Alguns médicos ouvidos pela BBC News Brasil contam que é cada vez mais frequente receber no consultório indivíduos que ingeriram 40 ou 50 unidades do fármaco de uma só vez.
"Nós já internamos pessoas que tomaram 300 comprimidos de Zolpidem num dia", relata o psiquiatra Márcio Bernik, coordenador do Programa de Transtornos de Ansiedade do Instituto de Psiquiatria do Hospital das Clínicas de São Paulo (IPq-FMUSP).
O especialista aponta que essa medicação virou uma das drogas de abuso no Brasil — e, guardadas as devidas proporções, chega a comparar o que acontece no país com o cenário de abuso de opioides que assola os Estados Unidos.
Para a neurologista Dalva Poyares, do Instituto do Sono, em São Paulo, a situação já pode ser classificada como um problema de saúde pública.
"O consumo de Zolpidem aumentou quase que numa progressão geométrica, e falamos aqui de um medicamento que está relacionado à dependência e abuso." — Dalva Poyares, neurologista do Instituto do Sono
Falando em dados, a Agência Nacional de Vigilância Sanitária (Anvisa) calcula que 13,6 milhões de caixas dessa medicação foram vendidas em 2018. Dois anos depois, em 2020, esse número saltou para 23,3 milhões — um crescimento de 71% em poucos meses.

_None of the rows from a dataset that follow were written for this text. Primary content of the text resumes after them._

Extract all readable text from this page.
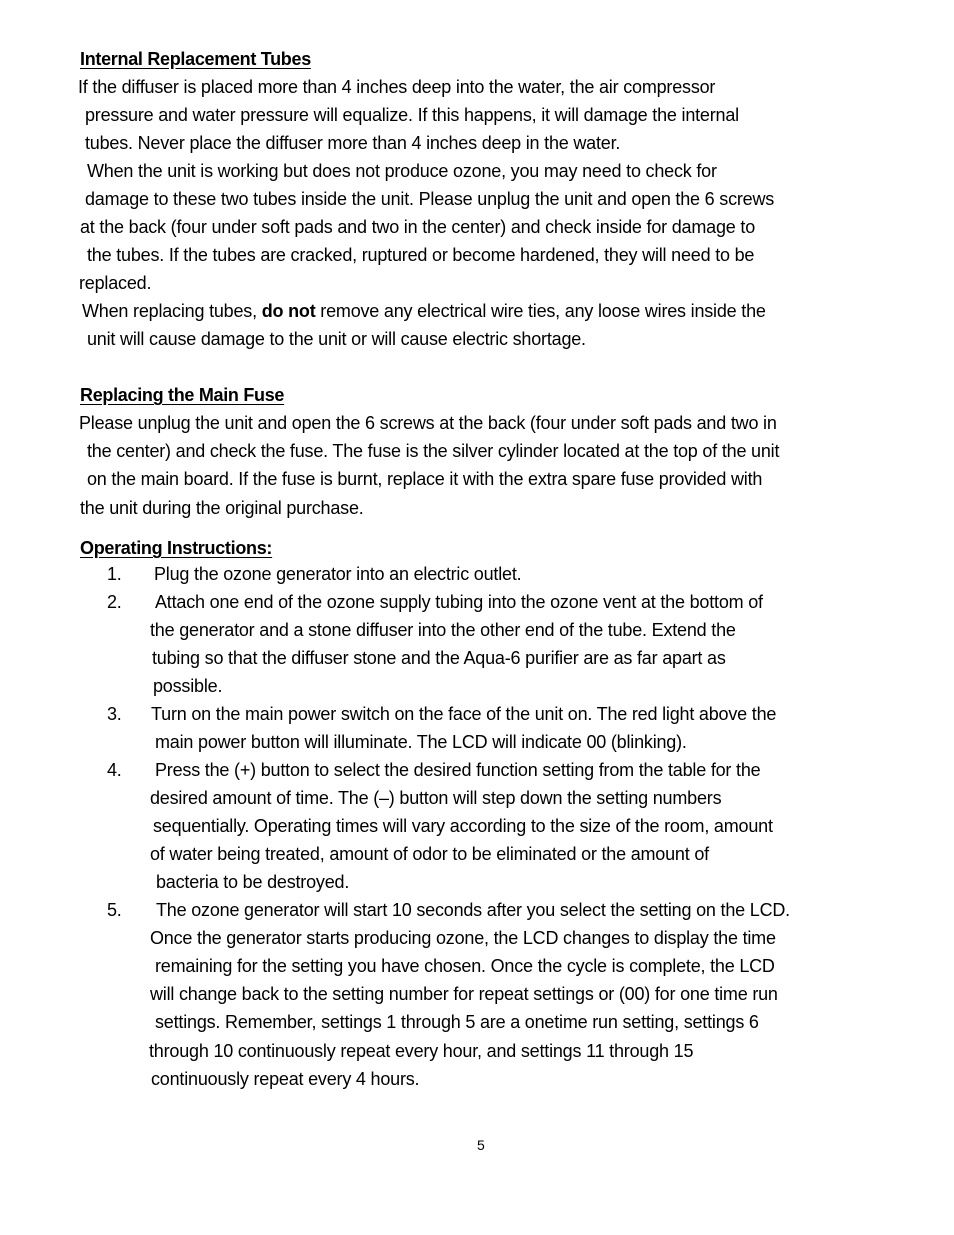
Internal Replacement Tubes
If the diffuser is placed more than 4 inches deep into the water, the air compressor
pressure and water pressure will equalize. If this happens, it will damage the internal
tubes. Never place the diffuser more than 4 inches deep in the water.
When the unit is working but does not produce ozone, you may need to check for
damage to these two tubes inside the unit. Please unplug the unit and open the 6 screws
at the back (four under soft pads and two in the center) and check inside for damage to
the tubes. If the tubes are cracked, ruptured or become hardened, they will need to be
replaced.
When replacing tubes, do not remove any electrical wire ties, any loose wires inside the
unit will cause damage to the unit or will cause electric shortage.
Replacing the Main Fuse
Please unplug the unit and open the 6 screws at the back (four under soft pads and two in
the center) and check the fuse. The fuse is the silver cylinder located at the top of the unit
on the main board. If the fuse is burnt, replace it with the extra spare fuse provided with
the unit during the original purchase.
Operating Instructions:
1. Plug the ozone generator into an electric outlet.
2. Attach one end of the ozone supply tubing into the ozone vent at the bottom of
the generator and a stone diffuser into the other end of the tube. Extend the
tubing so that the diffuser stone and the Aqua-6 purifier are as far apart as
possible.
3. Turn on the main power switch on the face of the unit on. The red light above the
main power button will illuminate. The LCD will indicate 00 (blinking).
4. Press the (+) button to select the desired function setting from the table for the
desired amount of time. The (–) button will step down the setting numbers
sequentially. Operating times will vary according to the size of the room, amount
of water being treated, amount of odor to be eliminated or the amount of
bacteria to be destroyed.
5. The ozone generator will start 10 seconds after you select the setting on the LCD.
Once the generator starts producing ozone, the LCD changes to display the time
remaining for the setting you have chosen. Once the cycle is complete, the LCD
will change back to the setting number for repeat settings or (00) for one time run
settings. Remember, settings 1 through 5 are a onetime run setting, settings 6
through 10 continuously repeat every hour, and settings 11 through 15
continuously repeat every 4 hours.
5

Desde então, essas estatísticas nunca ficaram abaixo da casa dos 20 milhões anuais.
O psiquiatra Lucas Spanemberg, do Instituto do Cérebro da Pontifícia Universidade Católica do Rio Grande do Sul (PUC-RS), concorda com a avaliação de seus colegas. “Eu trabalho na Unidade de Internação Psiquiátrica do Hospital São Lucas, em Porto Alegre, e temos recebido casos dramáticos de dependência de Zolpidem”, diz ele.
"Já lidei com pacientes que tomavam duas ou três caixas inteiras [com 30 comprimidos cada] numa noite. Os familiares precisaram nos mostrar as fotos das embalagens, porque era algo inacreditável", complementa o médico.